The surprise run to the 2013 playoffs and a wild series with the Penguins looked like it might be the breakthrough point. But it wasn’t. The next season was a giant, embarrassing step backward, full of curious moves and on-ice confusion.
Then 2014-15 season looked like it might be the breakthrough point. In came Jaroslav Halak, Mikhail Grabovski, Nikolay Kulemin, Nick Leddy and Johnny Boychuk (those last two in separate trades within a single hour just prior to training camp) and suddenly the Islanders were a fun and exciting 101-point team that stumbled into the playoffs and lost a brutal first round series to the Capitals. So that wasn’t the breakthrough, either.
Last season, their first in Brooklyn, looked like it might be the breakthrough point. But the fun, exciting team from the previous year was nowhere to be found, replaced with a conservative, passive, boring system that was often bailed out by excellent goaltending despite racking up another 100 points.

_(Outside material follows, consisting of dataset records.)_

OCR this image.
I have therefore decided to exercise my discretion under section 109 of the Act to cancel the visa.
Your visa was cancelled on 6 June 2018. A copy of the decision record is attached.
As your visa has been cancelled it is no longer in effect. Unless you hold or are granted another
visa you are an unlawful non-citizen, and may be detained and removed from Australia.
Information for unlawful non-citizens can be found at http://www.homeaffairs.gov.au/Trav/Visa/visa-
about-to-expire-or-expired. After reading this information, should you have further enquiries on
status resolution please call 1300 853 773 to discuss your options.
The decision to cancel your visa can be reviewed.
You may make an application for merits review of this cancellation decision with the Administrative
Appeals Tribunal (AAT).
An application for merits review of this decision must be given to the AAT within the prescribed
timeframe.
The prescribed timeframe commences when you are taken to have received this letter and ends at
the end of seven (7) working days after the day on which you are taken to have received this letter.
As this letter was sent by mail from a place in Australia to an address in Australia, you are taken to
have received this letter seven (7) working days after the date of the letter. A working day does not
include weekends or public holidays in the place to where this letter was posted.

Even the victorious playoff series was more about Tavares and Thomas Greiss beating the Florida Panthers than the Islanders’ ascendance.
And so we come to this season, in which the Islanders are a near-cap ceiling team that can barely string two good periods together in a row still with only one true star player. The rest of the roster isn’t bad exactly (and is probably better than they’ve shown so far), but it’s not a team that was eight years in the making. Not a team that’s ready to fight for its place among the NHL’s best. They’re just, sort of, there.
Eight years is too long to just be there.
Ten Year Blizzard
This is how the last ten seasons have gone for the Islanders under Snow. Some good, some bad, some unforeseen circumstances, some problems everyone could see coming a mile away. There have been bold strikes that made observers nod in approval and puzzling moves that became popular punchlines. He’s cut bait on young players that weren’t in the plans and had infinite patience with some frustrating veterans (and one coach).
Every little victory raises more questions and every set-back has a silver lining. You can build a case that Snow could and should be let go from his duties today. He’s also without question the second best GM in team history behind only the legendary Bill Torrey.
The current problems not only look like they’re not subsiding but they seem to be increasing. If the season continues as it has started, the playoffs will be an unreachable mirage by Thanksgiving. Another season of Tavares will be wasted even earlier than in the last couple of years. And still without that big breakthrough.
Eight years in, the Islanders still don’t have a reliable second line. Or a winger to pair with Tavares for consistency and chemistry. Or a single, everyday starting goalie. Or a true power play quarterback. Or a defined, well-executed, steady game plan that maximizes their strengths as a unit. Or a long term home arena that’s without external distractions (that one’s not on Snow, but I figured I’d throw it in anyway).
I believe Tavares when he says he wants to re-sign with the Islanders next summer. I also believe Damien Cox when he says the Islanders are a circus.
I also believed we’d be past all of this by now. We’re all too old for this shit.